Résumé de la Décision
La Cour de cassation, chambre criminelle, a rendu une décision le 19 décembre 2017 concernant le pourvoi de M. Hervé Y... contre l'arrêt n° 469 de la chambre de l'instruction de la cour d'appel de Versailles datant du 21 septembre 2017. Ce dernier rejetait la demande de mise en liberté de M. Y..., qui était poursuivi pour des chefs de viols et d'agressions sexuelles aggravés, ainsi que de corruption de mineur. Après examen des pièces de procédure et des arguments, la Cour a déclaré le pourvoi non admis, confirmant ainsi la décision de la cour d'appel.
Arguments Pertinents
Dans sa décision, la Cour de cassation a mis en exergue plusieurs éléments juridiques sans trouver de moyens suffisants pour justifier l'admission du pourvoi. L'article 567-1-1 du code de procédure pénale a été invoqué pour établir que le pourvoi devait être examiné sur la base de la recevabilité, et non sur le fond.
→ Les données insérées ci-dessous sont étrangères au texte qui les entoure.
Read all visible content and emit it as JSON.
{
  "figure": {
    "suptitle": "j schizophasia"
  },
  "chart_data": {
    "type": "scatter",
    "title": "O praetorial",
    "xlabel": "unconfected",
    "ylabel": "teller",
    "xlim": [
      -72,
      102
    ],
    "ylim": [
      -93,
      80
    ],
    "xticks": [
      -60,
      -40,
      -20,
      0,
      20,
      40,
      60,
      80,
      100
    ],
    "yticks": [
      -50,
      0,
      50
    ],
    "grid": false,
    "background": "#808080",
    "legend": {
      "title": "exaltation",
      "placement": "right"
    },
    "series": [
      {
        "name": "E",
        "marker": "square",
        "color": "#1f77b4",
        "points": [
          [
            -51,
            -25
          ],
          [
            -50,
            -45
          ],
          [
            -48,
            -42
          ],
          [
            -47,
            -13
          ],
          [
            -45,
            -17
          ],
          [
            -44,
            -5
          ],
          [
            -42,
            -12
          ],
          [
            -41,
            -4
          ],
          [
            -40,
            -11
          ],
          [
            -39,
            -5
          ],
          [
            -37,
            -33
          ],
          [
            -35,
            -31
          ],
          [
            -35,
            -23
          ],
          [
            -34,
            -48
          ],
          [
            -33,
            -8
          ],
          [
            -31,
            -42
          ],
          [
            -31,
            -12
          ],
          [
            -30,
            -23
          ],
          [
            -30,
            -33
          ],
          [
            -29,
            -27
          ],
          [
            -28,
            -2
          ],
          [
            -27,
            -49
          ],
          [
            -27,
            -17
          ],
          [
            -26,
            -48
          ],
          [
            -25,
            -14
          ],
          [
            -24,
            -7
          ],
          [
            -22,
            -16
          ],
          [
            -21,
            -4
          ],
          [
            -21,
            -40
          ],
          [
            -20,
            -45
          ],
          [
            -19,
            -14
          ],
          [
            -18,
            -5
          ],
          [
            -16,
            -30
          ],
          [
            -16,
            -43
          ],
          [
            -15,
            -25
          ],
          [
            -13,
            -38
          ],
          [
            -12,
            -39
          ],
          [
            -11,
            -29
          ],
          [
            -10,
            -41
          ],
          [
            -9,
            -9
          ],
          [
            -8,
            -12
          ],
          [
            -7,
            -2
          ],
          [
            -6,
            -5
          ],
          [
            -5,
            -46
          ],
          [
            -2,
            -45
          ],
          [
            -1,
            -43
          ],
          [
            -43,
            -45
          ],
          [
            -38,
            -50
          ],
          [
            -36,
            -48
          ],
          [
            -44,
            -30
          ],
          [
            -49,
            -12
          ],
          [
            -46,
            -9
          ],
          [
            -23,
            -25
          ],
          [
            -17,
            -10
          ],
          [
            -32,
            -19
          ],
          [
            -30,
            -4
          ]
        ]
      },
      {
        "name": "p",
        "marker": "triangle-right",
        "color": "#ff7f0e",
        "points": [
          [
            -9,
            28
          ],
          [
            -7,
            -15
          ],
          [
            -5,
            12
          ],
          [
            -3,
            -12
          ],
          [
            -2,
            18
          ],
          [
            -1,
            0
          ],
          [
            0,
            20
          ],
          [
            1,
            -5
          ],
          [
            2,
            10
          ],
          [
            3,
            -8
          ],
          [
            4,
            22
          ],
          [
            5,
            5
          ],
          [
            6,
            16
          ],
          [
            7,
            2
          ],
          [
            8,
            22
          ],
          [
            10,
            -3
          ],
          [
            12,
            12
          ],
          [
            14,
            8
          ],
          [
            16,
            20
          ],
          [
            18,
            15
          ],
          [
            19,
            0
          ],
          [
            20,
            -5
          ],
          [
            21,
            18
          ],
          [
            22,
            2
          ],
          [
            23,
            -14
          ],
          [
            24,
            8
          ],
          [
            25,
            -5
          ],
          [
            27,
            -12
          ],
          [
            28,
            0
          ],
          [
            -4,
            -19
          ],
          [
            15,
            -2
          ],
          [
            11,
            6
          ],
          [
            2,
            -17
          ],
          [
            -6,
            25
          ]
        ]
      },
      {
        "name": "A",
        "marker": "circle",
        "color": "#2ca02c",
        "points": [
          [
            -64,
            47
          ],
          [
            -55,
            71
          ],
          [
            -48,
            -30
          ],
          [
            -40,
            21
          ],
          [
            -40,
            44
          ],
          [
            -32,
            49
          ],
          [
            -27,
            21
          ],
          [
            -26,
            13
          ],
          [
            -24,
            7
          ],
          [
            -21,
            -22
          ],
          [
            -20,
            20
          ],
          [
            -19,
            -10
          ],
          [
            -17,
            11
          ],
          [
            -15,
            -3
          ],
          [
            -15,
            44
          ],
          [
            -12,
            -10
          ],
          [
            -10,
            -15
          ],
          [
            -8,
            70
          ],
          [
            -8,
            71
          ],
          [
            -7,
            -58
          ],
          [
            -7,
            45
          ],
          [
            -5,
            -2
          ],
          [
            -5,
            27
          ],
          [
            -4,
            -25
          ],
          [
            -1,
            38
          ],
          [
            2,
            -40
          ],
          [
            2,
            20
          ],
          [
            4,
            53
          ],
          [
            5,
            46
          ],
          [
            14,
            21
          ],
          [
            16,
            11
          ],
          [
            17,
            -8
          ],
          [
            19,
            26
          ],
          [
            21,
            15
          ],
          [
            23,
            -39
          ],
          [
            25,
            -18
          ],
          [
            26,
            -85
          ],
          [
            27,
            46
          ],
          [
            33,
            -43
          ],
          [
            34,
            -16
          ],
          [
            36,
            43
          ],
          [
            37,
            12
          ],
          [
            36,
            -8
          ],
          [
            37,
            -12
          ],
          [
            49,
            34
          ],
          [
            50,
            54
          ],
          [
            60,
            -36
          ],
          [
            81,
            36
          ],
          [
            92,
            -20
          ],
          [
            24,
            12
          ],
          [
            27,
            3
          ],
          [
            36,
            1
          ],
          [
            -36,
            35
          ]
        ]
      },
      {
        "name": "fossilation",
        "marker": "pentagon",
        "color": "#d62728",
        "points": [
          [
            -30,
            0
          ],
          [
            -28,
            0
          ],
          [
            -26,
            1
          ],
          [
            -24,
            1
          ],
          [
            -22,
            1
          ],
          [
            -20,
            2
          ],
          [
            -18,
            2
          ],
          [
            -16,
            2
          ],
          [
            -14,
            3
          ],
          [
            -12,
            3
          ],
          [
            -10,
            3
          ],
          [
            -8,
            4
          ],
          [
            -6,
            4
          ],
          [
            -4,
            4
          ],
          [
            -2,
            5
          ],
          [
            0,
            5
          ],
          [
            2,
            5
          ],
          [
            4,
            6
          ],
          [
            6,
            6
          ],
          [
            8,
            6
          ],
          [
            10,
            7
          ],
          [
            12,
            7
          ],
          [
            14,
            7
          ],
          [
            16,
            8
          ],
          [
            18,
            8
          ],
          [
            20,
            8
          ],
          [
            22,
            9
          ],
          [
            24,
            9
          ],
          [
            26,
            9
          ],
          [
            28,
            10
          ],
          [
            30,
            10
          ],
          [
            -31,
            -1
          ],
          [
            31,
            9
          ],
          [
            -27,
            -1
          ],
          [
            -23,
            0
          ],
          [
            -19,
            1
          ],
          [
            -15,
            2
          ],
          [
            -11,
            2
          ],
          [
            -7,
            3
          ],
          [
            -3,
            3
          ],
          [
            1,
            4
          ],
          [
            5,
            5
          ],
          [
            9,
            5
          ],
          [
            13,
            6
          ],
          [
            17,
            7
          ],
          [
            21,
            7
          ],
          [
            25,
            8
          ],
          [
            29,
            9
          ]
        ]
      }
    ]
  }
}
La Cour a statué que, après un examen minutieux, "il n'existe, en l'espèce, aucun moyen de nature à permettre l'admission du pourvoi." Ce point souligne la rigueur avec laquelle la Cour doit analyser les conditions de recevabilité des pourvois formés.
Interprétations et Citations Légales
La décision s'appuie fortement sur les exigences procédurales stipulées dans le Code de procédure pénale. En l'occurrence, l'article pertinent évoqué est :
- Code de procédure pénale - Article 567-1-1 : Cet article traite des conditions de recevabilité des pourvois en matière pénale, précisant qu'un pourvoi ne sera admis que si des moyens juridiques pertinents sont présentés.
L'interprétation de cet article dans le cadre de la décision révèle que la Cour de cassation a exercé un contrôle strict sur la nature des arguments présentés par M. Y..., considérant qu'ils ne remplissaient pas les critères nécessaires pour admettre le pourvoi. En d'autres termes, même si des éléments de la procédure avaient potentiellement pu interroger la décision de mise en liberté, ceux-ci n'étaient pas formellement et suffisamment articulés dans le mémoire de pourvoi, écartant ainsi toute possibilité d'examen au fond.
En conclusion, la Cour a statué en conformité avec les principes de droit procédural, soulignant que la recevabilité des pourvois en matière pénale est soumise à des critères stricts qui doivent être rigoureusement respectés.